Various studies have proposed that due to superior education among privileged ethnicities, language skills of ASD children belonging to that cohort are more favourable than African American, Asian, Hispanic and other minorities. As such, Asperger's syndrome and high functioning autism which are shown to have better life outcomes, become increasingly popular the higher up one looks in the hierarchy of classes. For families of children with severe ASD within privileged classes, effective long-term intervention which is often premium in quality and intensive in duration can be easily accessed as the family can afford the cost of these services. The result of this means symptoms over time decrease in intensity, thus putting a larger gap between the severity of symptoms of ASD found between minority and minority groups.
Awareness of various treatment options are also at a disparity between minority and non-minority groups. Whereas the knowledge of Applied Behavior Analysis treatment is prevalent in North America, Canada, Australia and the UK. The Caribbean, Asia, Africa and Latin America still have not seen an infiltration of this service in the marketplace, thus limiting options for minority groups and making access difficult if not impossible.
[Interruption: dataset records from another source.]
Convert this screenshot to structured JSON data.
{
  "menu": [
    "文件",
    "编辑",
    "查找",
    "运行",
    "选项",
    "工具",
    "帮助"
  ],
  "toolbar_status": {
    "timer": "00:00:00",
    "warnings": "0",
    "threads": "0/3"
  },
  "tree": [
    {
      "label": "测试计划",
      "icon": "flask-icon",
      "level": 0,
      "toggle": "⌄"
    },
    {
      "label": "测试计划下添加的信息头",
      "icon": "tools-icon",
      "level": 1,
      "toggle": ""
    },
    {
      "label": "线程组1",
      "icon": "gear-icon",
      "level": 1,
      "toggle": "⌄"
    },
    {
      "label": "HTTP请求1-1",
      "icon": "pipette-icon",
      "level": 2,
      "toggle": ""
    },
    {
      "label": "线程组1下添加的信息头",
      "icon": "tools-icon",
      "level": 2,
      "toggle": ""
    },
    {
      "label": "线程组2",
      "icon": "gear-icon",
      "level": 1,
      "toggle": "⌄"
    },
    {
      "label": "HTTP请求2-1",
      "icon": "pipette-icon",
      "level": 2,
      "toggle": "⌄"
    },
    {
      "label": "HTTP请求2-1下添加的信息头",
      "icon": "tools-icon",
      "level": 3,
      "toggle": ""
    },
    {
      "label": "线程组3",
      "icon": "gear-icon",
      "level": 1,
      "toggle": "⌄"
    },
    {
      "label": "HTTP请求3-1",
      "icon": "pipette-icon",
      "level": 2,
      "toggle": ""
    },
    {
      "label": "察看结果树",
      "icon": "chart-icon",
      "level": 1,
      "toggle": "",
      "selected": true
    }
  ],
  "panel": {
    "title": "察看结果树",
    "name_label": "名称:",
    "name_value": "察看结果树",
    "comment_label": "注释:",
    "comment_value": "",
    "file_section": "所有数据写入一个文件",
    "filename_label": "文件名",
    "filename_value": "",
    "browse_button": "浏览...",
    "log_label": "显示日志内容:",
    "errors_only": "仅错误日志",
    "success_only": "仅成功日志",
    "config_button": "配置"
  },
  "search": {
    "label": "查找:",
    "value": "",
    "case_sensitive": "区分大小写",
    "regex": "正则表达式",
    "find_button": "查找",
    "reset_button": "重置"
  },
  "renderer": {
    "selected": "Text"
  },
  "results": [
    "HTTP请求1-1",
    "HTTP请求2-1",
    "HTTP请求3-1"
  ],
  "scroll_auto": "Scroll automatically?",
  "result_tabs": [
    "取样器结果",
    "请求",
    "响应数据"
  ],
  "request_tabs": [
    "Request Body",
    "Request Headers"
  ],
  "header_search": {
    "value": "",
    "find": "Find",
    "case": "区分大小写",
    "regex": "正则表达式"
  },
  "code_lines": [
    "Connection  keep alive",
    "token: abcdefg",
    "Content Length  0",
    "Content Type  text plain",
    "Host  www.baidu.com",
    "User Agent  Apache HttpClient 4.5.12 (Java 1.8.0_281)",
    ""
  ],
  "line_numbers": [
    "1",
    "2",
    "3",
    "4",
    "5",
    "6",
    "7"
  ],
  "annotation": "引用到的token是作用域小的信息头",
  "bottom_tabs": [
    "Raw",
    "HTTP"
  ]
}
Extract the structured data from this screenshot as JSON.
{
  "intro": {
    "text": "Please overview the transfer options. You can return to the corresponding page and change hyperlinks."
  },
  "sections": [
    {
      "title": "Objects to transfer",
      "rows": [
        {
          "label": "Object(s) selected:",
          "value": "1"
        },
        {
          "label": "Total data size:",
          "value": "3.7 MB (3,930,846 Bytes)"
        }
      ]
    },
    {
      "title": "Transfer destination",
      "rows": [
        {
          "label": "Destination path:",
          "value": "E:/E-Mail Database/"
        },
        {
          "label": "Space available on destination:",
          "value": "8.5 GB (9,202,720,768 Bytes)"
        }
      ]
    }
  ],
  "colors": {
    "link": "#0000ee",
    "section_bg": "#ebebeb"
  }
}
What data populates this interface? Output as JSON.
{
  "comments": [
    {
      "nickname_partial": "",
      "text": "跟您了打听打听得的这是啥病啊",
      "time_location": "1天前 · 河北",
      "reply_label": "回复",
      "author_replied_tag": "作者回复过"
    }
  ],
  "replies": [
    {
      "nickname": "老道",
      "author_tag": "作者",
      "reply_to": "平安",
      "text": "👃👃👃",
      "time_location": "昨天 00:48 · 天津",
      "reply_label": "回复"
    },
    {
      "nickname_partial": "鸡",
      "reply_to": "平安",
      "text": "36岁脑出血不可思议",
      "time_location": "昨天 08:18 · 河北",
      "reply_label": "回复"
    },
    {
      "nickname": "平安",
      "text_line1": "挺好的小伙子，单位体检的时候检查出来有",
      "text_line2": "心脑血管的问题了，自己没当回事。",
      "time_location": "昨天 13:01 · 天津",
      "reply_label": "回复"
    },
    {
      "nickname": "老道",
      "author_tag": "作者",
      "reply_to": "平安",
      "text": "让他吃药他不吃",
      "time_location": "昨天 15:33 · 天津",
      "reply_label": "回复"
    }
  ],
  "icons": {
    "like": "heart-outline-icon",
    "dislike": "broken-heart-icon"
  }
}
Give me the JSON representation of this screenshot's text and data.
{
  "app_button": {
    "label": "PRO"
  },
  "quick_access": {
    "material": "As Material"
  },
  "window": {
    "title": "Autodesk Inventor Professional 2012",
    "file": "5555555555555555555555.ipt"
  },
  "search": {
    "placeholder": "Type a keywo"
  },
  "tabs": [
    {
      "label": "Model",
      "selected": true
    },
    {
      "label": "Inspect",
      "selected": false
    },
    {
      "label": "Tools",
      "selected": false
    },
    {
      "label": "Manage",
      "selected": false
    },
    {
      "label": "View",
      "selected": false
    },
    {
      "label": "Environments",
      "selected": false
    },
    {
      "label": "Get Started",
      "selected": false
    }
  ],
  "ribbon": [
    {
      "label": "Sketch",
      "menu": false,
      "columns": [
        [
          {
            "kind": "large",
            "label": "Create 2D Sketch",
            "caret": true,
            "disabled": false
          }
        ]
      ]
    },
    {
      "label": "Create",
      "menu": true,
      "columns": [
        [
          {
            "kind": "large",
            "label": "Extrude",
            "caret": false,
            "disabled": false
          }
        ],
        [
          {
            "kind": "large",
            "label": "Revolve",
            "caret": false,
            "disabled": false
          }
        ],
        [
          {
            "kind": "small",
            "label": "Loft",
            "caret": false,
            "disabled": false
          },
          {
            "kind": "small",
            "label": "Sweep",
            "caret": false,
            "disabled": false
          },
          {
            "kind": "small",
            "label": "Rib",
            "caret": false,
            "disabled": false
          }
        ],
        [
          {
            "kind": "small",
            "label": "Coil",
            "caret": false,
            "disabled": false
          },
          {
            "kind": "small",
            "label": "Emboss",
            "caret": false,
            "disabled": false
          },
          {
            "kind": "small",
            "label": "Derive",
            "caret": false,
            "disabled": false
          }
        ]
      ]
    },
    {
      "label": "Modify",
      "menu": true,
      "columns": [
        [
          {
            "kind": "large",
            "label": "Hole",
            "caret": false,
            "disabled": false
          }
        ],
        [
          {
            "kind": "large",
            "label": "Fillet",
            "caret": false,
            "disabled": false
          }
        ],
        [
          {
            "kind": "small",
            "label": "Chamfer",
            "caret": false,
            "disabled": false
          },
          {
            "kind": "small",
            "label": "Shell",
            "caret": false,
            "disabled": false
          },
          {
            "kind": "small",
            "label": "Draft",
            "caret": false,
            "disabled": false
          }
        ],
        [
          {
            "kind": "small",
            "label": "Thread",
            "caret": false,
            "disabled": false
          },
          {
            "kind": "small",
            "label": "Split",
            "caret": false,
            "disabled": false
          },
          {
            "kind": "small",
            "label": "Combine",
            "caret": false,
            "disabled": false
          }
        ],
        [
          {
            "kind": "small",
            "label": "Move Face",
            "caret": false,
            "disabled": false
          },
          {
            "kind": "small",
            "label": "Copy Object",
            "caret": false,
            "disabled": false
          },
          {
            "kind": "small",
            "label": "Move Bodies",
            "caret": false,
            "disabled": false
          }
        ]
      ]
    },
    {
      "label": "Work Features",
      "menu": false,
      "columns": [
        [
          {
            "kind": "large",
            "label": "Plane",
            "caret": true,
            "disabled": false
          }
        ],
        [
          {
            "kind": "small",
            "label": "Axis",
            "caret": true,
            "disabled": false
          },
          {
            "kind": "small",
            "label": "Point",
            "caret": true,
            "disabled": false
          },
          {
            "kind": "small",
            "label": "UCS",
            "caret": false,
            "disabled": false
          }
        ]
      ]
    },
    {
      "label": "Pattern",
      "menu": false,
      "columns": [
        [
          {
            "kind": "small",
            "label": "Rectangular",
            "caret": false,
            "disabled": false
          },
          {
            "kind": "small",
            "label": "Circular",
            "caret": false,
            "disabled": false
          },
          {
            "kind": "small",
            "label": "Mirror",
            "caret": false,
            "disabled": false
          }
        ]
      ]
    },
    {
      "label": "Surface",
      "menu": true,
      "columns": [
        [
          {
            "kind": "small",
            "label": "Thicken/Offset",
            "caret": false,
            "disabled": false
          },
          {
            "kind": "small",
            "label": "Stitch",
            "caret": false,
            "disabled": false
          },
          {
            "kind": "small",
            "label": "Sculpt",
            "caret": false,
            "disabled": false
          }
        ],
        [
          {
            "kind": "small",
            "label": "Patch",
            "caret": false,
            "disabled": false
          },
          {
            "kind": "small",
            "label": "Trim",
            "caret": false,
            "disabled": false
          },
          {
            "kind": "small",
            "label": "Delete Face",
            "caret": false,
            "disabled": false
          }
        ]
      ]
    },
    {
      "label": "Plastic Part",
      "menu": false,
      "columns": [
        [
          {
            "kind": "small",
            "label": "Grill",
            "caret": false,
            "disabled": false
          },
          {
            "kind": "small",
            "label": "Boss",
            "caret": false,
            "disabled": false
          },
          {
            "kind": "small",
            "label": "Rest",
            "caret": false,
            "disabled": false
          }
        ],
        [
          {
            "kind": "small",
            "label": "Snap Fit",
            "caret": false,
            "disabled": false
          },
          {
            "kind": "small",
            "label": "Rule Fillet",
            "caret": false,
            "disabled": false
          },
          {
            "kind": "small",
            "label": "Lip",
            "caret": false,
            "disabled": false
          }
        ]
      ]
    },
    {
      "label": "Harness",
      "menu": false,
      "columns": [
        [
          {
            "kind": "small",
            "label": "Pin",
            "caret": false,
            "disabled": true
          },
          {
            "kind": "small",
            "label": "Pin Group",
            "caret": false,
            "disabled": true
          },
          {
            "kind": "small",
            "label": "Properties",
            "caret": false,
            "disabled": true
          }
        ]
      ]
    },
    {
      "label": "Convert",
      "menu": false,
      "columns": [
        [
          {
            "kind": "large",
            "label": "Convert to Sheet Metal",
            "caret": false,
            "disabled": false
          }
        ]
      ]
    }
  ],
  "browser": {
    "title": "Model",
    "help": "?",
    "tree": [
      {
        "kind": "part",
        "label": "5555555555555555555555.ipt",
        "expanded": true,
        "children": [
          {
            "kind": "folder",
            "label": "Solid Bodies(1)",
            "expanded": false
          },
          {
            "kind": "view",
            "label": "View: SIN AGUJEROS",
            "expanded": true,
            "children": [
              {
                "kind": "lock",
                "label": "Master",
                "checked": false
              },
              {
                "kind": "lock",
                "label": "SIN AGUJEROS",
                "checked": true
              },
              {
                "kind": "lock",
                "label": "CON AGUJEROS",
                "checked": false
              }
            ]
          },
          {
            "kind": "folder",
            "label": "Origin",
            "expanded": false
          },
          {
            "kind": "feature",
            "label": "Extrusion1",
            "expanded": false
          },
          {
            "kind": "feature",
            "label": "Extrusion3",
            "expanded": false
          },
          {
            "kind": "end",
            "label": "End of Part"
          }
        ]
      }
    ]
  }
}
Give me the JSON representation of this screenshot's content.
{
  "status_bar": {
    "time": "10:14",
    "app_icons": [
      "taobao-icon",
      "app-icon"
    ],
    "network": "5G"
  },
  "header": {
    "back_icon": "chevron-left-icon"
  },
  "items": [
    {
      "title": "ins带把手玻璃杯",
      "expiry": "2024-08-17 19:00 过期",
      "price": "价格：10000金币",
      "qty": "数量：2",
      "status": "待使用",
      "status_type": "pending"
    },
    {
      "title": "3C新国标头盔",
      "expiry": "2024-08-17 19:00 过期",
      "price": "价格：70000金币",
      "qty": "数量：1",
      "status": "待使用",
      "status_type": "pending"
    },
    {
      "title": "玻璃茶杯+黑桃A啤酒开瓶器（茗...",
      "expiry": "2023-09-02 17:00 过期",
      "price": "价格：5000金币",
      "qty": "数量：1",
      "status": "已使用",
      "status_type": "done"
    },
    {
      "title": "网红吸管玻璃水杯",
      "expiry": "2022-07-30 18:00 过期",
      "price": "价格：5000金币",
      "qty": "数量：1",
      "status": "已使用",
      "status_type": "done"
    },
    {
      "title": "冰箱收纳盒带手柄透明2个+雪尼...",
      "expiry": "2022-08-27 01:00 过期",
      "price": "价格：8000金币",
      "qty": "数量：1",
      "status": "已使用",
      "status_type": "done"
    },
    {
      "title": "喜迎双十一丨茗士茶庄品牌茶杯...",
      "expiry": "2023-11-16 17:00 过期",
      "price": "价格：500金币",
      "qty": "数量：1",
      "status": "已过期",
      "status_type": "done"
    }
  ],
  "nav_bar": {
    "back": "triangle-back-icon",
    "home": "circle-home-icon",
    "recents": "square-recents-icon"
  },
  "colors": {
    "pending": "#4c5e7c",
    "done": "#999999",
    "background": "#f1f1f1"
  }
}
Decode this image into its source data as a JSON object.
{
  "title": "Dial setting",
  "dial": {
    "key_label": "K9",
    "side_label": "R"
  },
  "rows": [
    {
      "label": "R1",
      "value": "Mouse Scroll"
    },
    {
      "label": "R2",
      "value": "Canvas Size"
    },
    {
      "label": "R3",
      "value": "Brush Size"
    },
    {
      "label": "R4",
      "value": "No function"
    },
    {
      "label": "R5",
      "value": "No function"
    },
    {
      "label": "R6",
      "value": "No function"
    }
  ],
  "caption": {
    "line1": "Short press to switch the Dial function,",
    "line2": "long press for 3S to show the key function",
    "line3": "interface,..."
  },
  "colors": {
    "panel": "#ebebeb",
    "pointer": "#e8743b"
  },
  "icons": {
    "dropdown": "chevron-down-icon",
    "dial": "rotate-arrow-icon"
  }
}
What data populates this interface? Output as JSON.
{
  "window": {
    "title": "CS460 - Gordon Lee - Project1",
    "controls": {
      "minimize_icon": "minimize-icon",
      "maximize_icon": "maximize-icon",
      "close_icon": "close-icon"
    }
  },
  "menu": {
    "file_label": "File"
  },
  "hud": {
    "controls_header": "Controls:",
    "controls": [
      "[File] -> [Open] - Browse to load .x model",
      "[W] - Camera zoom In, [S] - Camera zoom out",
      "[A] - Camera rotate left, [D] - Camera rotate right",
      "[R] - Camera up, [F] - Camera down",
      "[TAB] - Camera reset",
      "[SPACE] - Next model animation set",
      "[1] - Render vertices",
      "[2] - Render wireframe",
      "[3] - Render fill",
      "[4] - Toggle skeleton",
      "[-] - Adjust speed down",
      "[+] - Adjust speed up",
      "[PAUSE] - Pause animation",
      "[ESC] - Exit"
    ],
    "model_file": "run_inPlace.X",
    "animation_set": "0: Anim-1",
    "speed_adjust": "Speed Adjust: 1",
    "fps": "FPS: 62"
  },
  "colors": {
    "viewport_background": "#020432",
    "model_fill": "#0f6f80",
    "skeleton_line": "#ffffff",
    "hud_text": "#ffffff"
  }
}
While minority families suffer from limited access to state of the art healthcare for their autistic child, professionals serving these families often suffer from a lack of adequate resources to assist in their work, either because the apparatus is inaccessible in the region or if it is, there is a high cost associated with acquiring the resources.
To close, enough has been said to underscore the importance and need to lessen the gap between outcomes of minority and non-minority families with ASD. From the presentation of more intense symptoms to the unequal access to healthcare, coupled with cultural, religious and financial barriers, more needs to be done for at risk families if their ASD diagnosed children are going to see better life outcomes. The first step is to raise awareness with the hopes that advocacy will make its way to better policy making and splitting of resources sooner rather than later.